Actually, the creators of Microsoft’s HoloLens prefer to call it “mixed reality,” because users experience both people and things within the classroom, as well as the holographic images. It offers the user the chance to interact with the holograms. CWRU Medical School Dean Dr. Pamela Davis called it “arguably the most exciting technology in medical education on the horizon today.”

presented by
Dr. Pamela B. Davis

Dr. Pamela Davis

Davis said Cleveland Clinic CEO Dr. Toby Cosgrove introduced medical school leaders to Microsoft developers, and the medical school has been experimenting with it in anatomy and other courses to evaluate its use in curricula.

“Once we’re done with our evaluation and have developed all systems for anatomy, we will begin phasing it in,” she predicted. “We’re hoping we will be working with the HoloLens when we move into our new campus in 2019. And we will bring it up into other courses, as we have confidence they are up to CWRU quality.”

Davis said the HoloLens technology dramatically expands medical education.

“Students can not only see the beating heart hologram before them, but we can see their reactions to it and how they are responding,” she said. “It’s a tremendous adjunct. I can show you how to insert an IV or a subclavian catheter, and I can do it standing beside you, in the next room or halfway around the world.”

Davis said a professor in Cleveland could, for example, observe a surgical resident in Uganda and draw a line where a surgical incision needs to be made.

“It’s an incredible pedagogical tool that capitalizes on how millennials learn,” she explained. “It offers the best illustrations of what we want to teach and we can perfect those illustrations in three dimensions, perfect the movements of the heart and everything we want to show. The HoloLens offers tremendous potential to help students learn in the most effective way.”

She conceded there could be minor drawbacks. “The things we used to demonstrate, pick up and handle — the touch part — will not be in holograms. But we can provide the touch part in other ways.”

She said the HoloLens is particularly well suited to the teaching of anatomy.

And Davis said professors can repeat a lesson or procedure many times without ruining an organ or tissue, the way repeated uses eventually destroy cadaver parts. “We don’t have to use the HoloLens exclusively in classes. It can be a primary tool complemented by other adjuncts available to our students. It’s another part of mixed media in teaching.”

Davis said the Microsoft HoloLens currently costs a few thousand dollars for the developers’ version. “But like every other device, it will probably go down in price as it becomes more familiar and easier to build. There is a cost to this, but it’s a minimal cost. There has always been a cost in handling the old system of cadavers as well.”

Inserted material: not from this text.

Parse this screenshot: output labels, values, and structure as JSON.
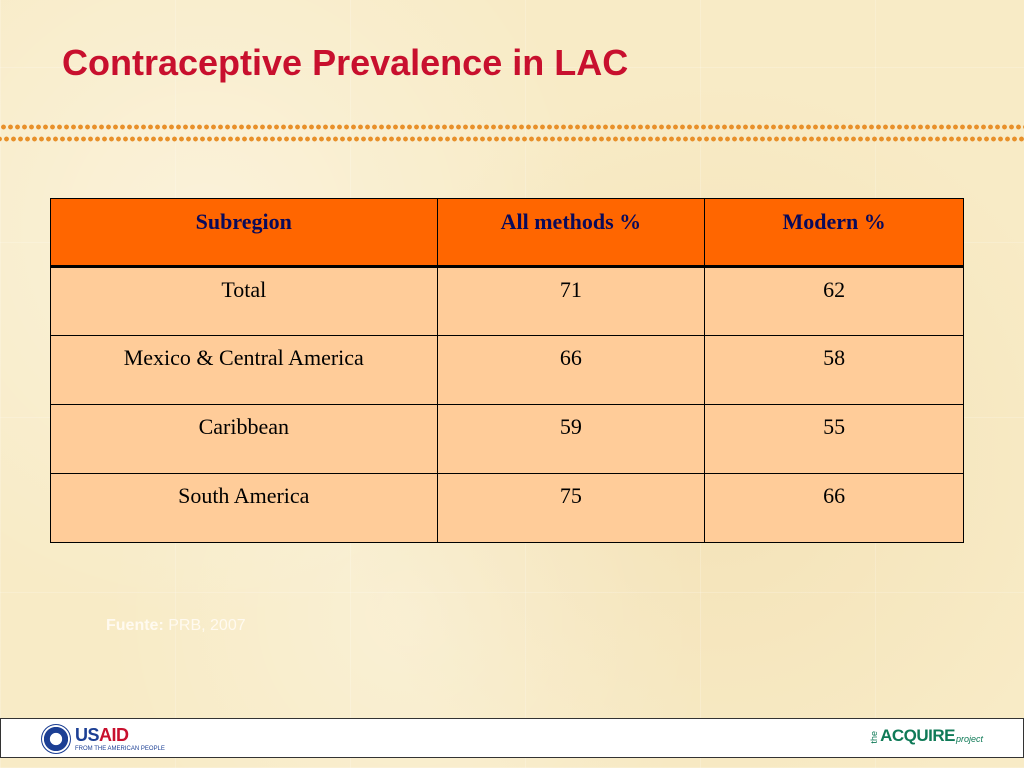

Davis reiterated that the medical school is not exploring Microsoft HoloLens simply because it’s new.

“We’re conducting comparative experiments that will tell us whether students learn as well or better as with cadaveric dissection, then decide whether we’ll be making any changes. We’re not prepared to abandon traditional tools entirely. But our preliminary data looks as if the HoloLens is at least as good and possibly better,” she said.